La pretensión final de Alfredo iba dirigida a consolidar la idea de Wessex no como uno más de los reinos sajones de la isla, sino como el reino, el único dominio sajón sobre toda Inglaterra libre de daneses. Mientras sus predecesores se denominaban rex Westsaxonum o rex Occindentalium Saxonum, desde aproximadamente el año 880 los documentos elaborados en la corte de Alfredo se referían cada vez con más frecuencia a él como rex Anglorum et Saxonum o como Aelfred Angul-Saxorum rex. En la Anglo-Saxon Chronicle se narra así la entrada de Alfredo en Londres en el año 886: «y en él pusieron sus esperanzas todos los ingleses que no vivían bajo la esclavitud danesa». Puede decirse que las invasiones vikingas y los acuerdos firmados entre Alfredo y Guthrum pusieron los cimientos de una Inglaterra anglosajona y unificada.

Así, la batalla de Edington fue, para los cronistas de Wessex, una lucha de los representantes de la esencia inglesa contra los bárbaros invasores en la que estaba en juego la supervivencia del espíritu de Inglaterra. En realidad se desconoce quién componía el grueso del ejército de Alfredo y es posible que en el de Guthrum combatieran nativos sajones de Mercia y Anglia Oriental. Pero para la narración ideológica perseguida por los cronistas de Alfredo y sus sucesores era esencial proyectar esta imagen y calificar como vikingos a quienes eran tan británicos como ellos.

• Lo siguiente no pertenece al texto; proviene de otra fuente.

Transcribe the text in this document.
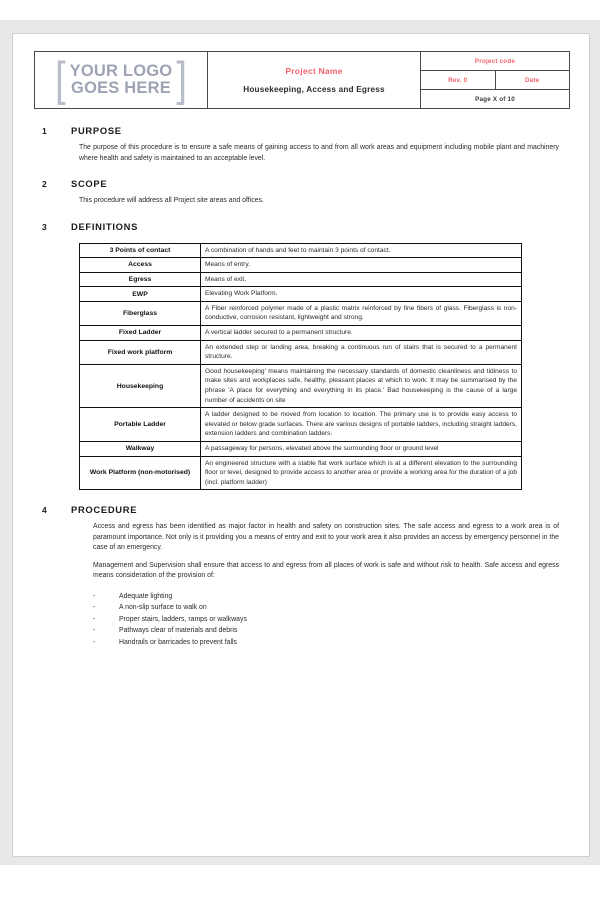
[ YOUR LOGO
GOES HERE ]	Project Name
Housekeeping, Access and Egress

Project code
Rev. 0	Date
Page X of 10
1	PURPOSE

The purpose of this procedure is to ensure a safe means of gaining access to and from all work areas and equipment including mobile plant and machinery where health and safety is maintained to an acceptable level.

2	SCOPE

This procedure will address all Project site areas and offices.

3	DEFINITIONS
3 Points of contact	A combination of hands and feet to maintain 3 points of contact.
Access	Means of entry.
Egress	Means of exit.
EWP	Elevating Work Platform.
Fiberglass	A Fiber reinforced polymer made of a plastic matrix reinforced by fine fibers of glass. Fiberglass is non-conductive, corrosion resistant, lightweight and strong.
Fixed Ladder	A vertical ladder secured to a permanent structure.
Fixed work platform	An extended step or landing area, breaking a continuous run of stairs that is secured to a permanent structure.
Housekeeping	Good housekeeping' means maintaining the necessary standards of domestic cleanliness and tidiness to make sites and workplaces safe, healthy, pleasant places at which to work. It may be summarised by the phrase 'A place for everything and everything in its place.' Bad housekeeping is the cause of a large number of accidents on site
Portable Ladder	A ladder designed to be moved from location to location. The primary use is to provide easy access to elevated or below grade surfaces. There are various designs of portable ladders, including straight ladders, extension ladders and combination ladders.
Walkway	A passageway for persons, elevated above the surrounding floor or ground level
Work Platform (non-motorised)	An engineered structure with a stable flat work surface which is at a different elevation to the surrounding floor or level, designed to provide access to another area or provide a working area for the duration of a job (incl. platform ladder)
4	PROCEDURE

Access and egress has been identified as major factor in health and safety on construction sites. The safe access and egress to a work area is of paramount importance. Not only is it providing you a means of entry and exit to your work area it also provides an access by emergency personnel in the case of an emergency.

Management and Supervision shall ensure that access to and egress from all places of work is safe and without risk to health. Safe access and egress means consideration of the provision of:

-	Adequate lighting
-	A non-slip surface to walk on
-	Proper stairs, ladders, ramps or walkways
-	Pathways clear of materials and debris
-	Handrails or barricades to prevent falls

Por estos motivos y por haber detenido la invasión danesa y recuperado más territorio del que inicialmente era parte del reino de Wessex muchos le consideran el primer rey inglés y se le conoce con el título de «el Grande».

Conclusión

 Los reinados de Alfredo el Grande, rey de Wessex, y de Alfonso III el Magno, rey de Asturias, no solo coincidieron en el tiempo, sino que los dos monarcas enfrentaron con éxito a enemigos no cristianos que se habían instalado en las dos antiguas provincias romanas de Britania e Hispania y ambos ampliaron sus dominios a costa de estos rivales. Tanto Alfredo como Alfonso se fijaron como objetivo que sus reinos volvieran a ocupar esas tierras y pusieron al servicio de esta idea todos sus esfuerzos militares, diplomáticos y religiosos y para ello redactaron crónicas en las que se plasmaba ese ideal de una Inglaterra y una España cristianas y unidas bajo su corona, primando el objetivo propagandístico sobre la veracidad histórica. Es cierto que en ambos casos hubo que esperar mucho tiempo y que fueron sus sucesores los que culminaron la tarea, pero Alfredo y Alfonso marcaron el camino para los reyes que se sentaron en el trono después de ellos.